OK. If it overflows, one can set the quotient to 𝛽 - 1, where 𝛽 is the base, or -1 in an unsigned type, and the remainder, if needed, can be computed from that. Currently, I do not use the remainder, but just check if the product overflows, and if it does, reduce the quotient with 1, repeating at most once. In a suggested algorithm, the quotient approximation can be sharpened to overflow with at most 1 by looking at the words next below in the divisor and dividend.


> On 12 Jun 2025, at 14:50, Tiago Freire <tmiguelf_at_[hidden]> wrote:
>
> Ok,
> x86 doesn't have an overflow flag for this operation, it just traps and you doesn't even get a result. Other CPUs just don't have the instruction.
> In any case the solution is very simple.
> Of unsigned integers, In order to detect the overflow all you have to do in your example:
>
> a1 >= b
>
> that's it
> For unsigned integers it doesn't really matter at all what bits are set in your low dividend.

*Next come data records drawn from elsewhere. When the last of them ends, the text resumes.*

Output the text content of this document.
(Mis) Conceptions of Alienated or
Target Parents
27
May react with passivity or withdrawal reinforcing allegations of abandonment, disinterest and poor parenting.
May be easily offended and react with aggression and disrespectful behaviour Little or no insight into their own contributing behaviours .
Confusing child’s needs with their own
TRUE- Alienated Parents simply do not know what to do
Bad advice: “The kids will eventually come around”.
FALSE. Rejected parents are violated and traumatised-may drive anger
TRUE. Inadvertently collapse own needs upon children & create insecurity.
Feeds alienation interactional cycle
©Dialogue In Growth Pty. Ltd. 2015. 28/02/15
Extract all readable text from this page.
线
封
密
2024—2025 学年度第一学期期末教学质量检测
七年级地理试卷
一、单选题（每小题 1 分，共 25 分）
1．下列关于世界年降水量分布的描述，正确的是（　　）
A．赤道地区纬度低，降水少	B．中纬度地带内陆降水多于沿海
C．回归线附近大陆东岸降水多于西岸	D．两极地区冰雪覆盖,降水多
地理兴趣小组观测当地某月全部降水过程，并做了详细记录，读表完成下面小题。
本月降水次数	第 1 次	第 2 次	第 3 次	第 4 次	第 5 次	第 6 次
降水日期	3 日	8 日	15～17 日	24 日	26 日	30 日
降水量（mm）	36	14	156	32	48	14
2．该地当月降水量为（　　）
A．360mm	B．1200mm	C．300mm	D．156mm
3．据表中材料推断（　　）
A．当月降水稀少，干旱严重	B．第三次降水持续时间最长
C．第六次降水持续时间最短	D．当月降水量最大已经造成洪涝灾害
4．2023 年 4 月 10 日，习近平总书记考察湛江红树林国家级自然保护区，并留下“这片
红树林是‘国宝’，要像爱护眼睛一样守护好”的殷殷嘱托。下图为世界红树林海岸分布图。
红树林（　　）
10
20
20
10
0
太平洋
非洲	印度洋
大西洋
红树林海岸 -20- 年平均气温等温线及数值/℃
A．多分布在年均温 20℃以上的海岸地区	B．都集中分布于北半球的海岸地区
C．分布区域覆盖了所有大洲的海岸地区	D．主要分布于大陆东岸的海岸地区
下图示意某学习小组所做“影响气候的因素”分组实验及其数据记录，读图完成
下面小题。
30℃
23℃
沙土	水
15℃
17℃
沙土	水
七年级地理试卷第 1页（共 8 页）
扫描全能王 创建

> Mathematically if a1 >= b it is guaranteed to overflow, and a1 < b it is guaranteed to not overflow.
> If you also can guarantee that the most significant bit of 'b' is set (and this condition is extremely important otherwise the following won't work), then you can just do this:
>
> if(a1 < b)
> { //no overflow
> auto result = div_wide(a1, a0, b);
> }
> else //overflow
> {
> auto result = div_wide(a1 - b , a0, b);
> //extra bit handling goes here
> }
>
> Otherwise you would have to break down into 2 divisions as mentioned before.